Before payment the surety has no right to dictate terms to the creditor and ask him to pursue his remedies against the principal in the first instance........In the absence of some special equity the surety has no right to restrain an action against him by the creditor on the ground that the principal is solvent or that the creditor may have relief against the principal in some other proceedings.
Likewise where the creditor has obtained a decree against the surety and the principal, the surety has no right to restrain execution against him until the creditor has exhausted his remedies against the principal.

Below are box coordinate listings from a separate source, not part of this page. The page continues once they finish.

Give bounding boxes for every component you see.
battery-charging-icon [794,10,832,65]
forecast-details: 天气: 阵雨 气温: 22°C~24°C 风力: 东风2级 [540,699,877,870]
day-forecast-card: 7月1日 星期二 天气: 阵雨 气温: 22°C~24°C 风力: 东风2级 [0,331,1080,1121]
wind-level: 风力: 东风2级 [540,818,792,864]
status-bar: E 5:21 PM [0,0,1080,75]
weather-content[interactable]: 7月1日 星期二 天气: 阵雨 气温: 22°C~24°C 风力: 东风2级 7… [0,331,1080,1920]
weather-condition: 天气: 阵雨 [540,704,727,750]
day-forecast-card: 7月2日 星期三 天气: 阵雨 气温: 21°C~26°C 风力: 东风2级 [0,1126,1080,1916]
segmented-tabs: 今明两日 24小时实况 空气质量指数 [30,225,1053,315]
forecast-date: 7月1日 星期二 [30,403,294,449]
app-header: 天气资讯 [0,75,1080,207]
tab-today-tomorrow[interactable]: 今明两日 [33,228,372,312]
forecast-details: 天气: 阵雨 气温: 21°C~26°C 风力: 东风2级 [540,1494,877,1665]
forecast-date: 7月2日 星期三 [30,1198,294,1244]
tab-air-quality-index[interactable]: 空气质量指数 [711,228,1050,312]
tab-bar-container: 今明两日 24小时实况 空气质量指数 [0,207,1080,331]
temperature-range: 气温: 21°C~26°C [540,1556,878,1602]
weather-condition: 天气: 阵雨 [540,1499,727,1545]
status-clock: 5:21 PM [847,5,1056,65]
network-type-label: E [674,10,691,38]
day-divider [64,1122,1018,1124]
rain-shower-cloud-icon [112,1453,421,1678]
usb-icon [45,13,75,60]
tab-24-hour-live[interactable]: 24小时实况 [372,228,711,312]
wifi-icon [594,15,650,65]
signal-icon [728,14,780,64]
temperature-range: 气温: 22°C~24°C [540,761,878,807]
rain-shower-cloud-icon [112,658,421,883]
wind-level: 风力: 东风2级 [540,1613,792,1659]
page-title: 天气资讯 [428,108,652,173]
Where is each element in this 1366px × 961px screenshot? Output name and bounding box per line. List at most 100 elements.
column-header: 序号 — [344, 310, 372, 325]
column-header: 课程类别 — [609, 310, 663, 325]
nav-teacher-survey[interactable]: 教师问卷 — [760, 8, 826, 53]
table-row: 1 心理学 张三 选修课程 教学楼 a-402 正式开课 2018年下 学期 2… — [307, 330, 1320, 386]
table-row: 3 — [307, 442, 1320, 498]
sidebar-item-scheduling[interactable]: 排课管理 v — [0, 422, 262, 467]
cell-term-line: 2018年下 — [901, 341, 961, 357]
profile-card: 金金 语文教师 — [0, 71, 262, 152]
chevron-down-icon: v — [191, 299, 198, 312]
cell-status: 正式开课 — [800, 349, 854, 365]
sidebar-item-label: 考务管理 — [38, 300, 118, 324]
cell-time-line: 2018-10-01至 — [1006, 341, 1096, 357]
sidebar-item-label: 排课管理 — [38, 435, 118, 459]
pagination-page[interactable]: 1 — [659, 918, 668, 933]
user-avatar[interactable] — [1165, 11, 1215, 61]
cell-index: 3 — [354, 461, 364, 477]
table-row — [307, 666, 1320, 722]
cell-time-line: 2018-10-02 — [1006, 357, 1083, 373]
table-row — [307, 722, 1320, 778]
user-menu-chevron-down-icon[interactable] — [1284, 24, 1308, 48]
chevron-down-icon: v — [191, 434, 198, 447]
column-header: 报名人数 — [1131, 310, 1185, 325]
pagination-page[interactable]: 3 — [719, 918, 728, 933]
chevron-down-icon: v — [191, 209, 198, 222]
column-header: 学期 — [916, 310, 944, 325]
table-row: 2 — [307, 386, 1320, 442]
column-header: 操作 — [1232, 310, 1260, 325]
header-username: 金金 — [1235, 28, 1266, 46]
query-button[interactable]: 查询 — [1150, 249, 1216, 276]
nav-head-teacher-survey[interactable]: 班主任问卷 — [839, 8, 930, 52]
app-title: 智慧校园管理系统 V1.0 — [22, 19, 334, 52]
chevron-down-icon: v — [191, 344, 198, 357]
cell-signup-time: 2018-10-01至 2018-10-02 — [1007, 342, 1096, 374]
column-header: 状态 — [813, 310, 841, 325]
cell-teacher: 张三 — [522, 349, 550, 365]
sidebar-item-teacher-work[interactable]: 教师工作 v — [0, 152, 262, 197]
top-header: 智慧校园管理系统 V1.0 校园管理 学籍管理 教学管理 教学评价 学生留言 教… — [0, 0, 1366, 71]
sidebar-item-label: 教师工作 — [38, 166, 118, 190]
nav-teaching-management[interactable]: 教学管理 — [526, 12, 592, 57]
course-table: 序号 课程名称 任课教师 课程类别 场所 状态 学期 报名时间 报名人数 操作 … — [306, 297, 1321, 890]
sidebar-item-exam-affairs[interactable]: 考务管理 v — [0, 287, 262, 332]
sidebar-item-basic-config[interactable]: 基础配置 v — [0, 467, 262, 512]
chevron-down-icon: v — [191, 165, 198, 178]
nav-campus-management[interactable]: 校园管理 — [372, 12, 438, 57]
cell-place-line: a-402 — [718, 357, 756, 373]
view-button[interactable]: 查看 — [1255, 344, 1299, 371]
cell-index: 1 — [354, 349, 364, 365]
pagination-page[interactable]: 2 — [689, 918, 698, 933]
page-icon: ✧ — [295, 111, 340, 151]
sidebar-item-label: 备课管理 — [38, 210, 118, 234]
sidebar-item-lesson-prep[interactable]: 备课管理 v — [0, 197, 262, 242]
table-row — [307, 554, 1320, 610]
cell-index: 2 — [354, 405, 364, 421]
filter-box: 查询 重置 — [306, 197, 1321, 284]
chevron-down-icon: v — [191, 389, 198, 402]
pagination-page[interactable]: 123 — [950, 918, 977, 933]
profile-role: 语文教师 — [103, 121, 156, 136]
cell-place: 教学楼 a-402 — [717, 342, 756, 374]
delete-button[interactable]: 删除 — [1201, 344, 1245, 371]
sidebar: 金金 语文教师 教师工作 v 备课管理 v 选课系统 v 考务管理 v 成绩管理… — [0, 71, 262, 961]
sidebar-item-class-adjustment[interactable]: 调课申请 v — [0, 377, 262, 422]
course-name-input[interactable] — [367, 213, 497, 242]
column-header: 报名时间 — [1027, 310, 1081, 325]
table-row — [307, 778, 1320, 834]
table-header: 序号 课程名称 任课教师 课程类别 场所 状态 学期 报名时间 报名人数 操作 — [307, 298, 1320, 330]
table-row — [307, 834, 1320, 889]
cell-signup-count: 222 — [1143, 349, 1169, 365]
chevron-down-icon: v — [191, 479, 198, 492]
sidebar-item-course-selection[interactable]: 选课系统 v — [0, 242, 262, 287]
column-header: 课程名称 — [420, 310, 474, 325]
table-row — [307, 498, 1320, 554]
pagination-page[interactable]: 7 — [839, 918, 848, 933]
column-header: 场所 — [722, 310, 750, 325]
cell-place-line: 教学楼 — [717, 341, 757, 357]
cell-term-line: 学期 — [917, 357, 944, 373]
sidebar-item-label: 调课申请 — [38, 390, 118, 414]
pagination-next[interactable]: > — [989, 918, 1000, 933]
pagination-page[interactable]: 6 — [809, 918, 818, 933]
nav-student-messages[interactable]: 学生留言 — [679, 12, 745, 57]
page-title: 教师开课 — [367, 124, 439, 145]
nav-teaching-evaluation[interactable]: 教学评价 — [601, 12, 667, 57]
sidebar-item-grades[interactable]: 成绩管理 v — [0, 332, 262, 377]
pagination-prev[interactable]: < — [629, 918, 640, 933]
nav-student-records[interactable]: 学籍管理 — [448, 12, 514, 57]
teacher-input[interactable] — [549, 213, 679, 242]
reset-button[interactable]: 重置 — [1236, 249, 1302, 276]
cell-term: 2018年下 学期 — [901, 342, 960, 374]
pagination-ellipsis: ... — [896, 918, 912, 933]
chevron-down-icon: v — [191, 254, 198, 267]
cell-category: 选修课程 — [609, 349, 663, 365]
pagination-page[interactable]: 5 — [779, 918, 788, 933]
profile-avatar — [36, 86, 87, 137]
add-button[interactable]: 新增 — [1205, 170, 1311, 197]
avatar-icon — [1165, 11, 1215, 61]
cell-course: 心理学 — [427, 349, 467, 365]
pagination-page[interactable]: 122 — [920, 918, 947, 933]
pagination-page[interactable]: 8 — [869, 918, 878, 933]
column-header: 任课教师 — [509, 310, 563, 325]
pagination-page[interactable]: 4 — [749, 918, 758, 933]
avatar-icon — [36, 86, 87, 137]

Referring to the argument based on Order 20 Rule 11(1) and Section 151 of the CPC that the Court passing the decree has the power to impose the condition that the judgment-debtor (sic. decreeholder) - creditor would not be to enforce the decree against the surety until the creditor had his remedies against his principal, the Supreme Court observed in Damodar Prasad''s case (3 supra), as follows:-
"For making an order under Order 29, Rule 11(1) the Court must give sufficient reasons. The direction postponing payment of the amount decreed must be clear and specific. The injunction upon the creditor not to proceed against the surety until the creditor has exhausted his remedies against the principal is of the vaguest character. It is not stated how and when the creditor would exhaust his remedies against the principal......... The Trial Court gave no reasons for this extraordinary direction..........But the solvency of the principal is not a sufficient ground for restraining execution of the decree against the surety. It is the duty of the surety to pay the decretal amount..........The very object of the guarantee is defeated if the creditor is asked to postpone his remedies against the surety. In the present case the creditor is a banking company. A guarantee is a collateral security usually taken by a banker. The security will become useless if his rights against the surety can be so easily cut down."
8. In view of the recent decision of the Supreme Court, though rendered after the order of the learned Subordinate Judge impugned in the present C.R.P., that order gains support and cannot be interfered with. The learned Counsel for the petitioner did not question the order of the learned Subordinate Judge on any other ground.
9. In the result, the Civil Revision Petition is dismissed. No costs.